The recently enacted federal Patient Safety and Quality Improvement Act may promote better collection and analysis of information on medication errors by protecting the voluntary, confidential reporting of patient safety data to independent, certified patient safety organizations.

A 2004 self-assessment completed by 1,600 hospitals suggested increasing use of some of the 200 safe medication practices recommended by the nonprofit Institute for Safe Medication Practices. The Institute's Pathways to Medication Safety tool can help hospitals plan appropriate changes to improve patient safety in the hospital.

Measure:

MEDMARX incorporates the taxonomy of the National Coordinating Council for Medication Errors Reporting and Prevention. A medication error is defined as "any preventable event that may cause or lead to inappropriate medication use or patient harm while the medication is in the control of the healthcare professional, patient, or consumer." Harm is defined as "impairment of the physical, emotional, or psychological function of structure of the body and/or pain resulting therefrom" (Santell et al. 2005).

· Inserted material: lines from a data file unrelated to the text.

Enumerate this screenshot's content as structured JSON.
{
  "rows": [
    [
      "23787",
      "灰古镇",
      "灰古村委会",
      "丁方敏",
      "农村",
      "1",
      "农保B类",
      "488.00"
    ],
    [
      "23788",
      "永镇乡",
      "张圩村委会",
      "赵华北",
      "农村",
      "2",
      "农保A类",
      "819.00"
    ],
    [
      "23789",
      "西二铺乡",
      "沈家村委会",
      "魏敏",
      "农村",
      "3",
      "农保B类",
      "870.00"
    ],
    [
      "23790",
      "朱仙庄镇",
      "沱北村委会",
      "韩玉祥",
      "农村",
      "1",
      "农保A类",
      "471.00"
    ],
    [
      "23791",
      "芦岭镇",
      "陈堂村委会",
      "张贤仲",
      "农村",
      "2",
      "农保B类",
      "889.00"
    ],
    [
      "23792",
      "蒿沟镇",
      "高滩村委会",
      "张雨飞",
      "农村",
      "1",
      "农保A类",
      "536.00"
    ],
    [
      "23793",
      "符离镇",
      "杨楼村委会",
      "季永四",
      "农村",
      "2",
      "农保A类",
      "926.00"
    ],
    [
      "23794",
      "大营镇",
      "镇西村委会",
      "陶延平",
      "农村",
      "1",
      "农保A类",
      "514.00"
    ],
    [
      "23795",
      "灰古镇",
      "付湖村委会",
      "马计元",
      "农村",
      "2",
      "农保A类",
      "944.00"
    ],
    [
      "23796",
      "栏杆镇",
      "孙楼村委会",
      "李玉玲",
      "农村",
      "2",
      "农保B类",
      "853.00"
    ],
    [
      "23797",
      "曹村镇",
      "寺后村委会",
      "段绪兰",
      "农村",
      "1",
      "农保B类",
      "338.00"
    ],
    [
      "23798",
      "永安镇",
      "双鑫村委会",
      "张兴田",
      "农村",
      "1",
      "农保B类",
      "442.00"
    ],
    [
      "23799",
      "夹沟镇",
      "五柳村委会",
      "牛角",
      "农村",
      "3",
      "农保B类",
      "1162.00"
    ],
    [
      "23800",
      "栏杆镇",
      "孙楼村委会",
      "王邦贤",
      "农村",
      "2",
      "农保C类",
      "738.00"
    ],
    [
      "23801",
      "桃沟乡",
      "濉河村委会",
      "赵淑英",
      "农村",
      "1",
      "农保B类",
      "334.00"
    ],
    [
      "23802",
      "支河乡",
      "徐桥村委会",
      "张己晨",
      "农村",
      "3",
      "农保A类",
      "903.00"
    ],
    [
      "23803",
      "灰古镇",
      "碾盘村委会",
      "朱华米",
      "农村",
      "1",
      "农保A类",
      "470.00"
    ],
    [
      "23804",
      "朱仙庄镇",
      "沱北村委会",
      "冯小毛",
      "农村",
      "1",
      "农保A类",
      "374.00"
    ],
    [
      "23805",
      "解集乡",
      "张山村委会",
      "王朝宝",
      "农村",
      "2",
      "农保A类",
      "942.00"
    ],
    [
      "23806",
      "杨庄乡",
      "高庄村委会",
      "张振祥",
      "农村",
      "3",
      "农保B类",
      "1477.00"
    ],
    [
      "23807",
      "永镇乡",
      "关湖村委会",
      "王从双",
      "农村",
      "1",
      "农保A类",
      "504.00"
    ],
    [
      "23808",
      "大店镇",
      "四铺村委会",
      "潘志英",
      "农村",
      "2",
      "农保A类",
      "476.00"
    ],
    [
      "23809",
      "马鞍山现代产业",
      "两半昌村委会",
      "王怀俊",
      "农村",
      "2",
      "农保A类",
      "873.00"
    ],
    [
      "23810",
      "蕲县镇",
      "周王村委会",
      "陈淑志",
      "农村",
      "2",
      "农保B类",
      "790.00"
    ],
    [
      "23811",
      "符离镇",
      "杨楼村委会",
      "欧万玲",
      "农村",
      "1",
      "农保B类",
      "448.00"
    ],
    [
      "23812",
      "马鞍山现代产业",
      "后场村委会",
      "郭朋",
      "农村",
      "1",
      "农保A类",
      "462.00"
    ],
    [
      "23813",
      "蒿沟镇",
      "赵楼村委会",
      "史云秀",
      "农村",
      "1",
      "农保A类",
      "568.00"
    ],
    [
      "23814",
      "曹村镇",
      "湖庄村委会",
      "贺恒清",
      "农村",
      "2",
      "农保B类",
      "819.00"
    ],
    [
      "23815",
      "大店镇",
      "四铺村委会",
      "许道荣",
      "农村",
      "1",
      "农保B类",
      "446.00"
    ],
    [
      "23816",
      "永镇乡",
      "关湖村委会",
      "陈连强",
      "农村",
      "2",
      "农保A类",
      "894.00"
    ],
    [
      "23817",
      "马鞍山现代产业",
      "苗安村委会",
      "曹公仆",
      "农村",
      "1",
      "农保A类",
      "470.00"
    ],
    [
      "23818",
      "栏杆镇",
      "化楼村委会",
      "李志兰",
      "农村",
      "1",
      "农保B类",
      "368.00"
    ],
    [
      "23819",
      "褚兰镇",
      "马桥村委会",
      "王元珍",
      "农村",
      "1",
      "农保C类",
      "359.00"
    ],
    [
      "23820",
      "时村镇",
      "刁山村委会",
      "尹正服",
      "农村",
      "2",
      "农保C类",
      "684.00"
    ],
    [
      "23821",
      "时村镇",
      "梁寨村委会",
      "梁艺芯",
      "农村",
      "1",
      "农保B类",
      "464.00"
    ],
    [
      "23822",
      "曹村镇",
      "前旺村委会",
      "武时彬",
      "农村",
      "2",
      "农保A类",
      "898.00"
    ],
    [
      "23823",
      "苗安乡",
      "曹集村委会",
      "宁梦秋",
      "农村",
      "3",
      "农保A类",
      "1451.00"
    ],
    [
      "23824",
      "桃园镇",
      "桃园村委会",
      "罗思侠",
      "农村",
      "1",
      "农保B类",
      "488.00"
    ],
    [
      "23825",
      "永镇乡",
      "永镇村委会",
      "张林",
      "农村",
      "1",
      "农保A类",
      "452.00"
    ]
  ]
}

During the 2000–2004 time period, MEDMARX permitted reporters to select one or more types of error from a predefined list of 11 to 13 error types (data in the chart on types of error represent 775,383 records associated with 831,863 reported types of error). Similarly, reporters could select one or more causes of error from a predefined list of 56 to 62 causes or error (data in the chart on causes of error represent 766,122 records associated with 1,301,534 reported causes of error).

Limitations:

Voluntary incident reporting typically does not capture the range of error and patient harm detected by other means such as direct observation or medical records (Flynn et al. 2002; Rozich et al. 2003). Hence, these data should be considered as one of several sources of information on this problem.

Source:

MEDMARX is an Internet-accessible, anonymous, voluntary national reporting program operated by U.S. Pharmacopeia, a nonprofit, independent standards-setting organization. More than 775 health care organizations (primarily hospitals and health care systems) reported data to MedMarx during the time period shown.

References:

* Indicates source of data used in the chart(s).

Flynn, E. A., K. N. Barker, G. A. Pepper et al. 2002. Comparison of Methods for Detecting Medication Errors in 36 Hospitals and Skilled-Nursing Facilities.American Journal of Health-System Pharmacy 59 (5): 436–46.

IOM (Institute of Medicine). 2006. Preventing Medication Errors. Washington: National Academy Press.

Rozich, J. D., C. R. Haraden, and R. K. Resar. 2003. Adverse Drug Event Trigger Tool: A Practical Methodology for Measuring Medication Related Harm. Quality & Safety in Health Care 12 (3): 194–200.

*Santell, J. P., R. W. Hicks, and D. D. Cousins. 2005. Medmarx Data Report: A Chartbook of 2000–2004 Findings from Intensive Care Units and Radiological Services. Rockville, Md.: USP Center for the Advancement of Patient Safety.

von Laue, N. C., D. L. Schwappach, and C. M. Koeck. 2003. The Epidemiology of Preventable Adverse Drug Events: A Review of the Literature. Wiener klinische Wochenschrift. 115 (12): 407–15.